III. Cuando hablamos del enojo de qué estamos hablando.
a. El enojo es un estado emocional que varía en intensidad. Varía desde una irritación leve hasta una furia e ira intensa. Como otras emociones, está acompañada de cambios psicológicos y biológicos.
b. El enojo la mayoría de las veces viene acompañado de síntomas que podemos percibir en nuestro cuerpo o en las reacciones de los demás. Por ejemplo, acaloramiento, ceño fruncido, podemos apretar los puños, la mandíbula se tensa, la frecuencia cardíaca sube. Esto sucede porque esta emoción provoca cambios neuronales, nerviosos y hormonales.
c. La intención del texto de Mateo nos alerta de que los pensamientos de enojo y las palabras insultantes no pueden llevar al asesinato, pero que a los ojos del Sr. Dios son equivalentes de este último. Recordemos lo que escribe 1 Juan 3,15 todo aquel que aborrece a su hermano es homicida. La idea que se está tratando de trasmitir es que el enojo y el insulto son en realidad síntomas del horrible deseo de deshacernos de alguien que se interpone en nuestro camino. Y esto es una violación del sexto mandamiento. Pero ningún tribunal puede condenar a un hombre o a una mujer por enojarse, eso sólo ocurre ante los ojos de Dios.
d. Debe aclararse que Jesús no está divagando sobre nuestra tendencia a emitir juicios cotidianos sino sobre como Dios ve el asunto de la manera de relacionarnos los unos con los otros. Por eso en el v.21 recalca que cualquiera que se enoje será culpable de juicio.
e. Si el enojo y el insulto son crímenes entonces Jesús dice que merecen un castigo. V.23. Y por tanto han de ser evitados y tomar medidas para no caer en ellos.

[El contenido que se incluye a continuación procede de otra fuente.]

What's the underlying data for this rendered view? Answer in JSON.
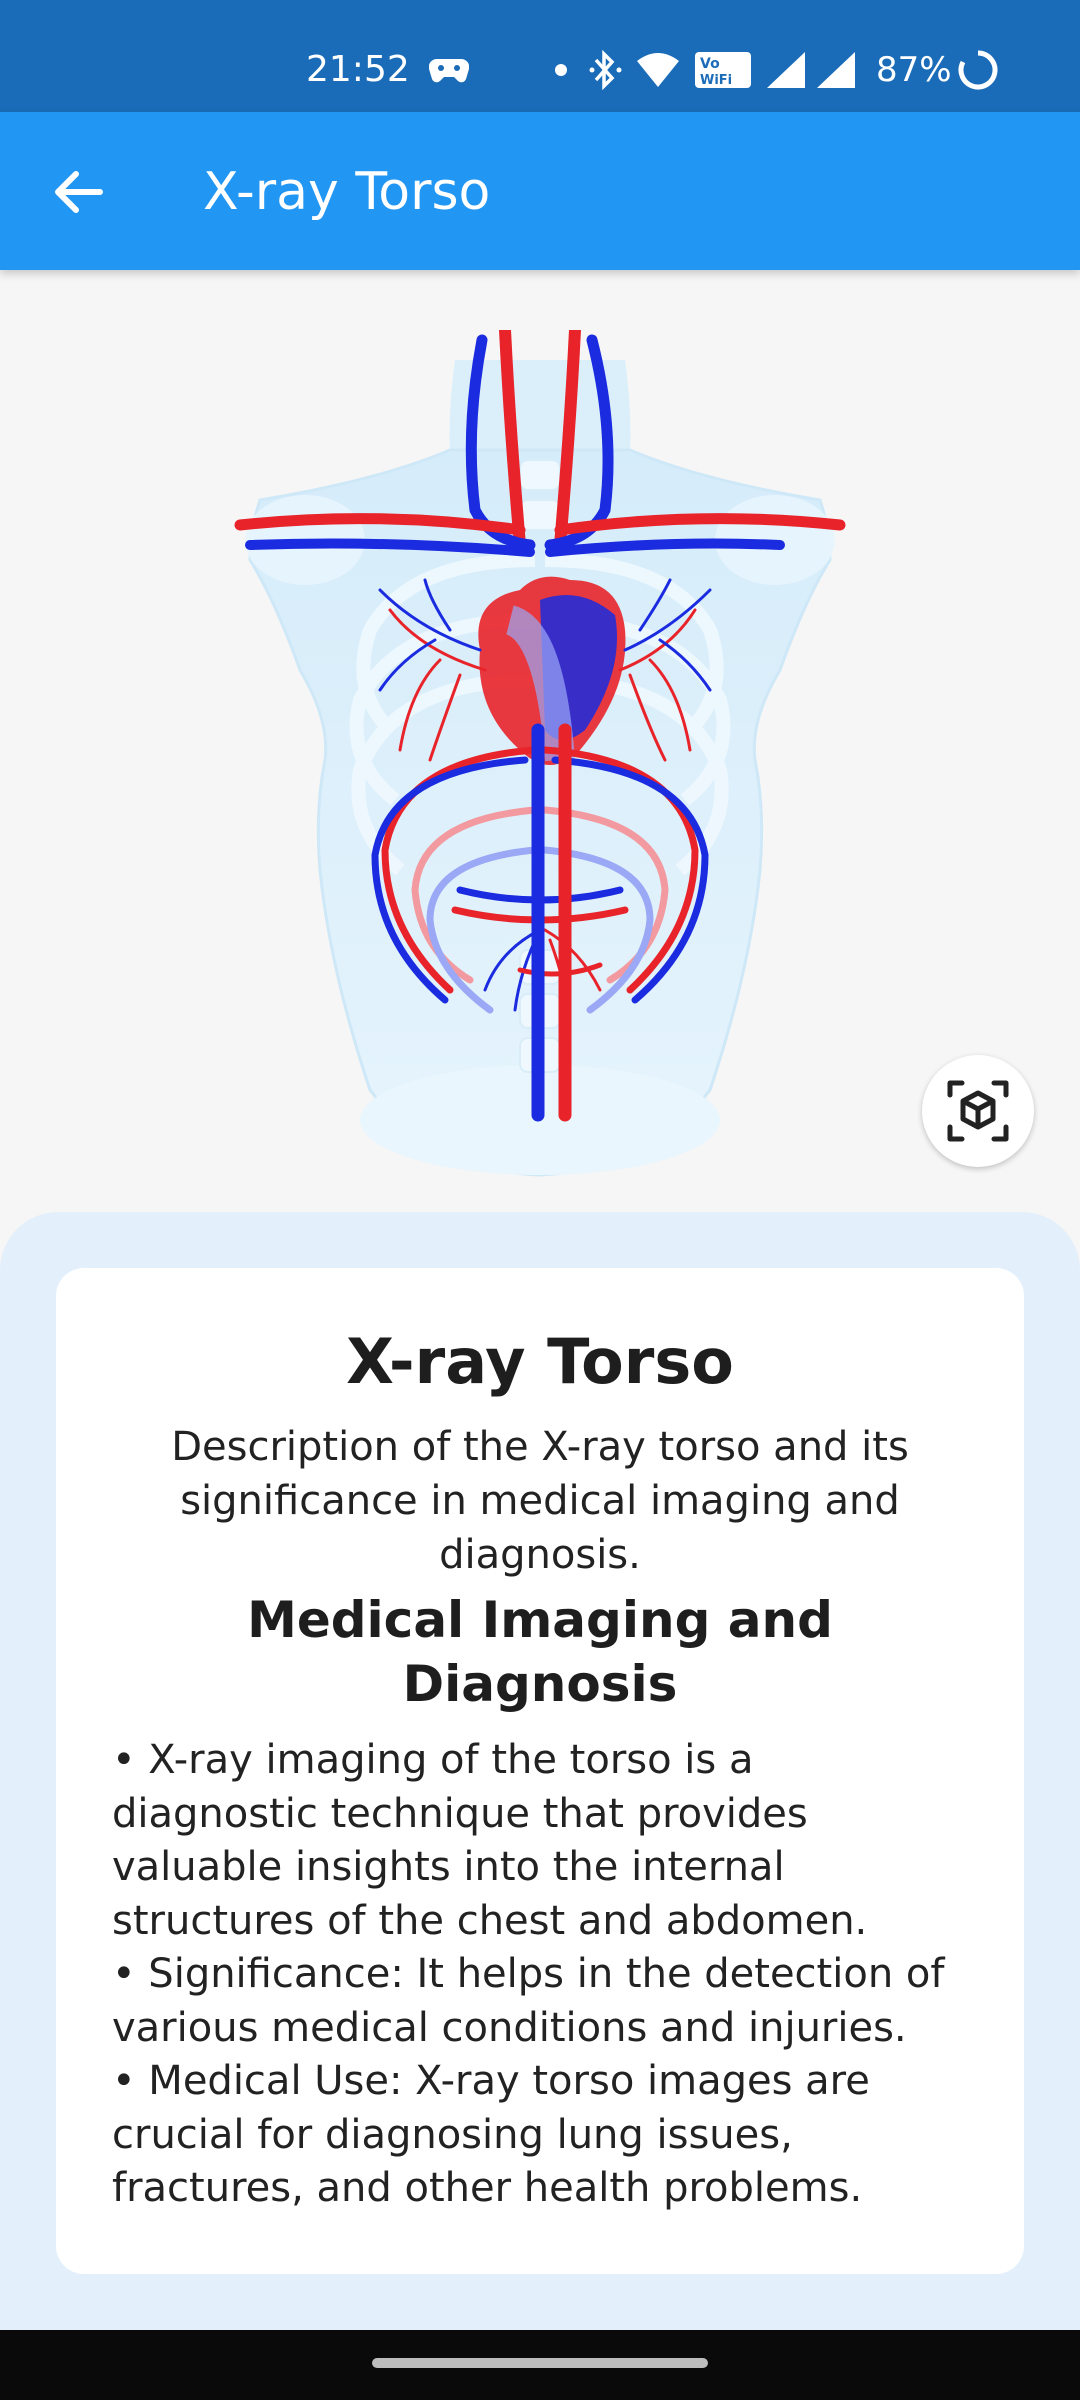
{
  "status_bar": {
    "time": "21:52",
    "battery_percent": "87%",
    "icons": [
      "game-controller-icon",
      "notification-dot-icon",
      "bluetooth-icon",
      "wifi-icon",
      "vowifi-icon",
      "signal-icon",
      "signal-icon",
      "battery-saver-icon"
    ]
  },
  "app_bar": {
    "title": "X-ray Torso",
    "back_icon": "arrow-left-icon"
  },
  "model_viewer": {
    "image_subject": "x-ray-torso-vascular-3d-model",
    "ar_icon": "ar-cube-icon"
  },
  "info_card": {
    "title": "X-ray Torso",
    "description": "Description of the X-ray torso and its significance in medical imaging and diagnosis.",
    "subtitle": "Medical Imaging and Diagnosis",
    "bullets": [
      "• X-ray imaging of the torso is a diagnostic technique that provides valuable insights into the internal structures of the chest and abdomen.",
      "• Significance: It helps in the detection of various medical conditions and injuries.",
      "• Medical Use: X-ray torso images are crucial for diagnosing lung issues, fractures, and other health problems."
    ]
  },
  "colors": {
    "status_bar": "#1a6cb8",
    "app_bar": "#2196f3",
    "panel_bg": "#e3f0fb",
    "artery": "#e8232a",
    "vein": "#1a2be0"
  }
}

Y para ello ofrece dos ilustraciones que le eran muy familiares a todo el mundo: ir al Templo y ofrecer sacrificios y acudir a una corte judicial. Ver vv.23-26.
f. Los escenarios son diferentes. Uno es un ámbito religioso y otro es judicial. En uno se habla de un hermano y en esotro de un enemigo. Pero la situación básica es la misma: uno tiene algo en contra del otro. Y la necesidad de actuar con urgencia es la misma.
g. Los distanciamientos no son buenos. Hay que hacer todo lo que esté a nuestro alcance para acortarlos.